Des experts de tous horizons et cadres s’y sont penchés, des rencontres à divers nivaux lui ont été consacrées. De nombreux rapports sur la matière circulent. Des centaines de millions de l’argent du contribuable y ont été investis. Malgré tout, la reforme foncière est toujours au point mort. De 1964 à 2018, 54 ans, soit plus d’un demi siècle. Ma conviction profonde est que le régime du domaine national est intimement lié à celui du présidentialisme autocratique en vigueur dans notre pays depuis l’adoption de la constitution de mars 1963. La Loi n°64-46 du 17Juin 1964 relative au domaine national est intervenue une année après. Jusqu’à cette date, l’administration des terres était régie par les dispositions du décret n°55-580 du 20 Mai 1955 portant réorganisation foncière et domaniale en AOF et AEF, le dernier décret pris en la matière par le pouvoir colonial. En son article 3, il délimitait ainsi les droits reconnus en matière foncière et domaniale. «En Afrique occidentale française et Afrique équatoriale française sont confirmés les droits coutumiers exercés collectivement ou individuellement sur les terres non appropriées selon les règles du Code Civil ou du régime de l’immatriculation.»

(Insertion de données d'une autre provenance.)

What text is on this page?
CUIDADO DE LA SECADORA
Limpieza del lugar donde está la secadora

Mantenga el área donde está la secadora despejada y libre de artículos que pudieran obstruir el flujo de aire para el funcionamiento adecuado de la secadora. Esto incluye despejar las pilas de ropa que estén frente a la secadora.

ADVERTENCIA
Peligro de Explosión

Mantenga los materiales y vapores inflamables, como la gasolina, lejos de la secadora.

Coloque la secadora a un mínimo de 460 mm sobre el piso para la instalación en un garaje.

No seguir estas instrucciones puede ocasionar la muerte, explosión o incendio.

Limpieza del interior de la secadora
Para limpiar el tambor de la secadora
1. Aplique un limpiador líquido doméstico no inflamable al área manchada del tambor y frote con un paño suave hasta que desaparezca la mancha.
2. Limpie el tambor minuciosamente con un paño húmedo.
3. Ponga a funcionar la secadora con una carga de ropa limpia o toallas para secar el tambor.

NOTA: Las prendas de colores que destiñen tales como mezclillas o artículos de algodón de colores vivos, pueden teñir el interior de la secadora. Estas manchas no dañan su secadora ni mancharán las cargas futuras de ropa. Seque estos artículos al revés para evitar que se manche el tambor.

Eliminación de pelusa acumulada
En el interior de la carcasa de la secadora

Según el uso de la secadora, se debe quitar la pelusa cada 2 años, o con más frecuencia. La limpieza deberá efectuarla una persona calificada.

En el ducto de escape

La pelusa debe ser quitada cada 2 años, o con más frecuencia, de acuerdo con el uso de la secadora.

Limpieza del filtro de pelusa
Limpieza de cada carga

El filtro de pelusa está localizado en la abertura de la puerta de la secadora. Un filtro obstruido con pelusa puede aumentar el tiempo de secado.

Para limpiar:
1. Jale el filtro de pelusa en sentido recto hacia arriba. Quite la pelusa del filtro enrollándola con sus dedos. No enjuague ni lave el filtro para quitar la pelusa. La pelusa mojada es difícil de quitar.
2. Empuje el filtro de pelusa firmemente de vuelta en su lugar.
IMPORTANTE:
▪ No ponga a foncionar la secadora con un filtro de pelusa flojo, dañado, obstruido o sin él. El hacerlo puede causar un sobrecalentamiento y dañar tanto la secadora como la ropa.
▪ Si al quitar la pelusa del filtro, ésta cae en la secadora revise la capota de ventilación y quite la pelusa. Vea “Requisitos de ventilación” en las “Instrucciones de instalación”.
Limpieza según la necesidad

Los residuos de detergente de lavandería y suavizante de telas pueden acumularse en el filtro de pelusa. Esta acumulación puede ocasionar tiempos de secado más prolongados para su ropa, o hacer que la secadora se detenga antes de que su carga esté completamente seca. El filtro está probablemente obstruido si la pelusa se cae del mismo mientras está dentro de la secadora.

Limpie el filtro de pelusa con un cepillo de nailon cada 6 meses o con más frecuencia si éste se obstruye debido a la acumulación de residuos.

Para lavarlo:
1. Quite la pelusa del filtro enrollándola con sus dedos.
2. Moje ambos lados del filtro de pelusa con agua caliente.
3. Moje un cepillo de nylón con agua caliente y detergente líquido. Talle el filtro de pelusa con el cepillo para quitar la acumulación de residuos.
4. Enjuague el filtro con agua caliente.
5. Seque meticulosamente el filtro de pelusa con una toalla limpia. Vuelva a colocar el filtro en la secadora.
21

Le Sénégal accédait ainsi à la souveraineté internationale avec trois régimes de propriété foncière distincts : Le régime du droit coutumier, le régime de la transcription à la conservation des hypothèques et celui de l’immatriculation. Les terres soumises au régime du droit coutumier couvraient 99% de la superficie du territoire national. C’est cette situation que la loi relative au domaine national, intervenue en 1964, a entièrement remise en cause en édictant dans son article premier que « constituent de plein droit le domaine national toutes les terres non classées dans le domaine public, non immatriculées ou dont la propriété n’a pas été transcrite à la conservation des hypothèques à la date d’entrée en vigueur de la présente loi.» Ce sont les 99% des terres du territoire national qui étaient régies par le régime du droit coutumier qui ont été versées dans le domaine national. Ce qui traduisait une dépossession de leur droit de propriété à ceux qui détenaient les terres selon le régime du droit coutumier et qui constituaient l’immense majorité de la population…
Dans l’exposé des motifs de la loi il est dit : « l’Etat, héritier légitime des anciens pouvoirs coutumiers, devient l’unique « Maître de la terre » qui est purgée de tous les droits et érigée en domaine national». Les articles 2 et 3 de la loi confirment en stipulant respectivement que : - « l’Etat détient des terres du domaine national en vue d’assurer leur utilisation et leur mise en valeur rationnelles conformément aux programmes d’aménagement ». - « Les terres du domaine national ne peuvent être immatriculées qu’au nom de l’Etat ».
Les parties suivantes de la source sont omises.